What an odd question to ask, I thought, but I decide
d to ignore it and describe my dream. “I’m having this dream. It doesn’t seem dangerous, but when it happens, I feel like this animal is trying to speak with me.”
“What kind of animal?” Lily asked, looking pensive.
“I’m sure it’s nothing.” I said, feeling the need to reassure her. “It’s a black panther and she seems to want to speak with me.”
“She?” Lily repeated. “How do you know it’s a she?”
“Good question,” I said, pausing to take a sip of wine. “I don’t know, really. It seems like a she. In my dreams, the panther walks beside me, but she never blocks my way. And when I wake up, it feels like she is still there, trying to help me. Crazy, right?”
Lily shook her head and smiled. “Maybe the panther is trying to tell you something. But it might take a while to figure out what it is.”
“Well, let’s hope it happens soon,” I said, “Before Stoner manages to take over any more of my business.”

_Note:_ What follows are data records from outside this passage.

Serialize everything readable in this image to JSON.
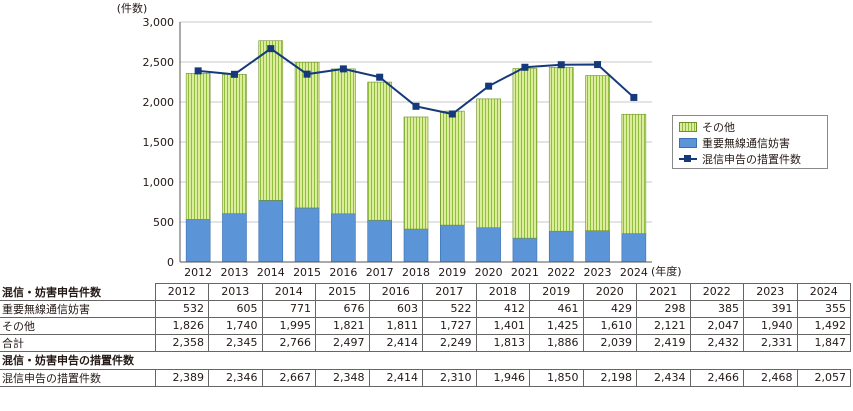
{
  "chart_data": {
    "type": "bar+line",
    "y_unit": "(件数)",
    "x_unit": "(年度)",
    "categories": [
      "2012",
      "2013",
      "2014",
      "2015",
      "2016",
      "2017",
      "2018",
      "2019",
      "2020",
      "2021",
      "2022",
      "2023",
      "2024"
    ],
    "ylim": [
      0,
      3000
    ],
    "yticks": [
      "0",
      "500",
      "1,000",
      "1,500",
      "2,000",
      "2,500",
      "3,000"
    ],
    "ytick_values": [
      0,
      500,
      1000,
      1500,
      2000,
      2500,
      3000
    ],
    "stacked_series": [
      {
        "name": "重要無線通信妨害",
        "color": "#5b95d8",
        "values": [
          532,
          605,
          771,
          676,
          603,
          522,
          412,
          461,
          429,
          298,
          385,
          391,
          355
        ]
      },
      {
        "name": "その他",
        "color": "#c7e07a",
        "values": [
          1826,
          1740,
          1995,
          1821,
          1811,
          1727,
          1401,
          1425,
          1610,
          2121,
          2047,
          1940,
          1492
        ]
      }
    ],
    "line_series": {
      "name": "混信申告の措置件数",
      "color": "#15397a",
      "values": [
        2389,
        2346,
        2667,
        2348,
        2414,
        2310,
        1946,
        1850,
        2198,
        2434,
        2466,
        2468,
        2057
      ]
    },
    "legend": [
      "その他",
      "重要無線通信妨害",
      "混信申告の措置件数"
    ],
    "legend_position": "right"
  },
  "table1": {
    "title": "混信・妨害申告件数",
    "years": [
      "2012",
      "2013",
      "2014",
      "2015",
      "2016",
      "2017",
      "2018",
      "2019",
      "2020",
      "2021",
      "2022",
      "2023",
      "2024"
    ],
    "rows": [
      {
        "label": "重要無線通信妨害",
        "values": [
          "532",
          "605",
          "771",
          "676",
          "603",
          "522",
          "412",
          "461",
          "429",
          "298",
          "385",
          "391",
          "355"
        ]
      },
      {
        "label": "その他",
        "values": [
          "1,826",
          "1,740",
          "1,995",
          "1,821",
          "1,811",
          "1,727",
          "1,401",
          "1,425",
          "1,610",
          "2,121",
          "2,047",
          "1,940",
          "1,492"
        ]
      },
      {
        "label": "合計",
        "values": [
          "2,358",
          "2,345",
          "2,766",
          "2,497",
          "2,414",
          "2,249",
          "1,813",
          "1,886",
          "2,039",
          "2,419",
          "2,432",
          "2,331",
          "1,847"
        ]
      }
    ]
  },
  "table2": {
    "title": "混信・妨害申告の措置件数",
    "rows": [
      {
        "label": "混信申告の措置件数",
        "values": [
          "2,389",
          "2,346",
          "2,667",
          "2,348",
          "2,414",
          "2,310",
          "1,946",
          "1,850",
          "2,198",
          "2,434",
          "2,466",
          "2,468",
          "2,057"
        ]
      }
    ]
  }
}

I went home that evening feeling better. It had felt good to tell Lily about my problems at work and about the dreams. I was hoping that confessing my anxiety would help me finally get some sleep. Instead, I was plagued once again by the dream. This time, however, the panther’s purring sounded even louder in my head. It seemed that the animal was trying to get my attention. I woke up in the middle of the night feeling quite unwell. Not only was I was disoriented from a general lack of sleep during the last few days, but also hungover from the wine I’d consumed with Lily. I went downstairs and climbed on the couch in my living room. Wrapping an old wool blanket around my shoulders, I flipped through the channels on my television until dawn trying to relax.
I took the next day off of work, again. I was too tired to go into the office. My trusty iPhone allowed me to scan emails and return a few calls, but I remained in a funk and could not seem to focus on my work. I decided to catch a movie, and then go out again that evening for drinks. This time Lily wasn’t free to join me, so I went out on my own.